George Maple takes her soul to the strip club in new track Sticks And Horses feat. GoldLink
A racy step into US rap territory for the accomplished singer.
22 year-old Washington, D.C. rapper Goldlink made serious waves with his 2014 mixtape The God Complex, where he managed to find a bright, upbeat middle ground between house music and hip hop, mixing soft production (the kind that would make you think of Kaytranda, or SBTRKT) with hard, street-savvy rhymes. Last year’s And After That, We Didn’t Talk saw those rhymes coloured with emotional detail, with Goldlink venturing more into R & B territory, and singing a fair bit.
It’s in that house / R & B realm that Goldlink and Australian singer songwriter George Maple share a common thread – Maple’s soulful voice is prime for an R & B cut, and her solid house resume features strong vocal features on productions for smooth-dance acts like Flight Facilities and Snakehips. Her more recent work singing with the more heavier trap style of What So Not brings her even closer into Goldlink’s trap/rap realm.
Given the above, Goldlink and Maple are not as unexpected a pairing as you might think – and on Maple’s new track Sticks and Horses, they show us exactly how well they make it work; contrasting the hard and soft elements of both of their music styles with skill; with Noah Breakfast, WILLIS and What So Not rounding out a compelling production.
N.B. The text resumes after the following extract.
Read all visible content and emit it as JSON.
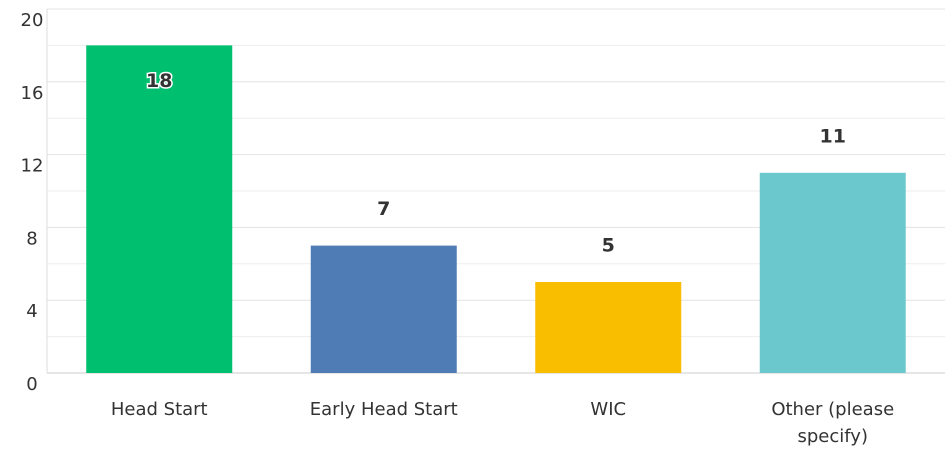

The accompanying racy video clip, which is partly shot in red and pink hues reminiscent of Goldlink’s video clips, locates itself in typical rap video territory - open desert, stripclubs, shady boudoirs – and depicts a scantily-clad Maple writhing about on a bed covered in cash. Then she's tucking money into the G-strings of strippers, then there's some kidnapping-type story line where she gags a guy and rubs up against him in leather and shoves a gun in his face. As far as ‘strip club revenge’ video clips go, it kind of comes across as uninspired - a poor man’s version of Rihanna’s Bitch Better Have My Money - and feels inauthentic, despite Maple’s more recent aesthetic foray into a bondage-fashion driven style. Which is a shame, because this is an inspired and authentic song.